We arrived in Moscow yesterday morning, but before we start sharing our adventures here, I want to write about our last full day in St Petersburg before I forget what we did and where we went.
Greg wrote about visiting the Piskaryovskoye Memorial Cemetery in his last post. We took the subway there and back and oh my gosh the subway is a long way underground. It must be halfway to China, or maybe even Australia. When we stood at the top of the escalator going down, it was impossible to see people getting off at the other end, that’s how long it was.
We had lunch at the shopping centre near the Akademicheskaya metro station (filled pancakes from a Teremok fast food place, and I tried Kvass, which I thought was a fruit drink with mint and is actually a fermented rye bread drink. There’s another drink made with cranberries but I can’t remember its name. Will look for it and try it when I find it), then we caught the metro back to Nevsky Prospekt and did the Lonely Planet’s recommended walking tour, which took us along some of the many canals and past more fascinating buildings between Nevsky and the river.
Starting off at the magnificent Singer Building, which now has a large bookshop and cafe (and probably no sewing machines!), we nipped into the bookshop for a quick browse. I found a full set of Jamie Oliver’s cookbooks plus a few of Gordon Ramsay’s in Cyrillic, and most surprisingly, a Cyrillic language version of Bourke Street Bakery, which is a Sydney-based bakery. I sell the English language version. We wandered along one of St Petersburg’s many canals to the magnificent Church of the Saviour on Spilled Blood, where Alexander ll was blown up by a terrorist group in the 1880s hence its catchy name. Greg reckons there’s a bouncy castle in the highest cupola, but we didn’t go inside to check.

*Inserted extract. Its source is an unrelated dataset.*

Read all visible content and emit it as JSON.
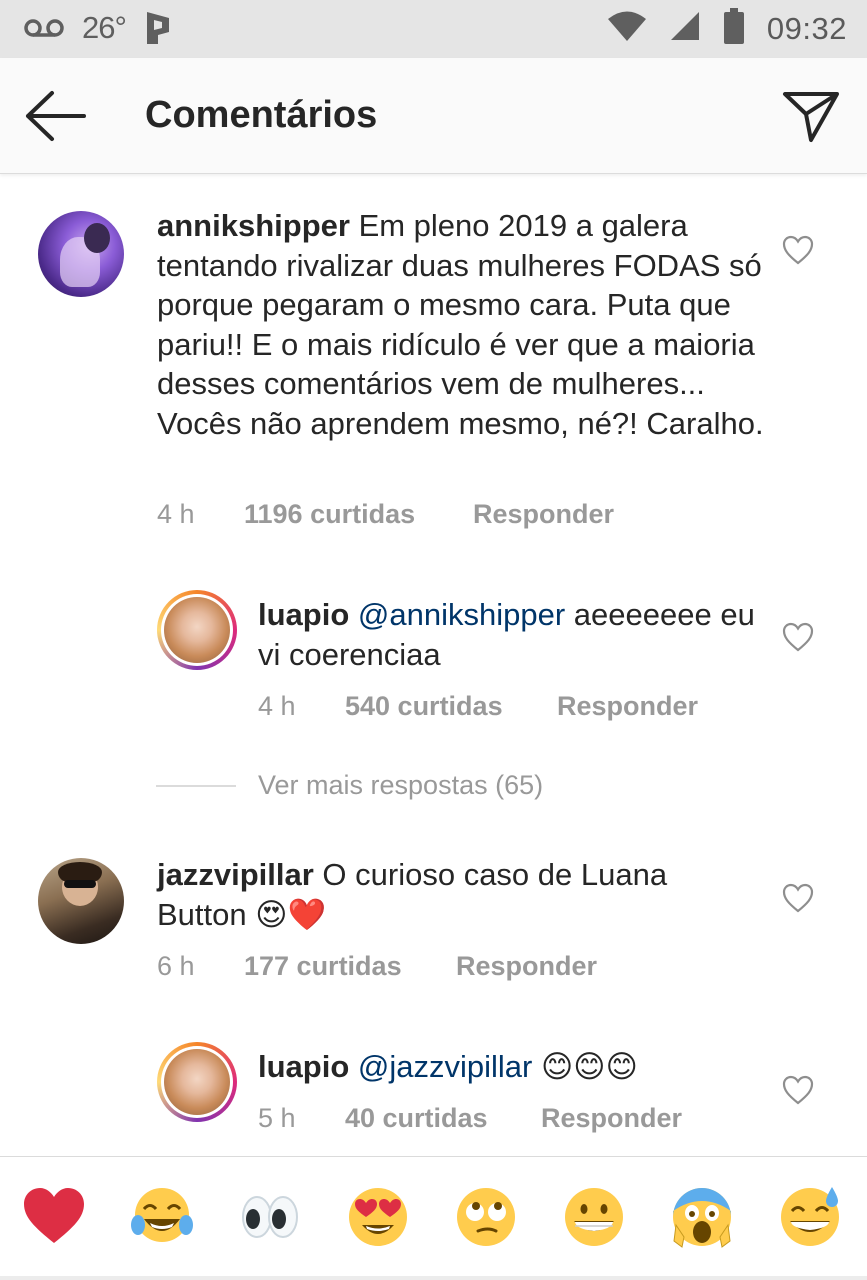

We kept on walking along canals, past the now-ruined Court Stables and Pushkin’s last home, now a museum. We saw 4 of 5 bridal parties while we walked – Friday afternoon must be wedding time in Russia.
We wandered along a canal by the side of part of the Hermitage Museum to the Bolshaya Neva River, then along the back of the museum to the Alexander Column and the large square at the front of the museum. Crossing Nevsky Pr, we wandered through some side streets to the Faberge building which is still a jewellers but sadly there were no eggs anywhere. We caught a trolley bus just around the corner from the Hotel Astoria and I caught a glimpse of No 13 Malaya Morskaya, where Tchaikovsky died in 1893.
Greg went to the railway station to buy a luggage trolley for our still-enormous duffel bag – we’re hanging on to a few things we think we may need when we’re at Lake Baikal for a few days in the middle of our Trans-Siberian train trip. We had dinner at one of the many Coffee House cafes near Nevsky Pr – they seem to be Russia’s answer to Starbucks (which are also here, but not as common). A young waitress practised her English with us. It was … okay, she told us she had done a 7-day course.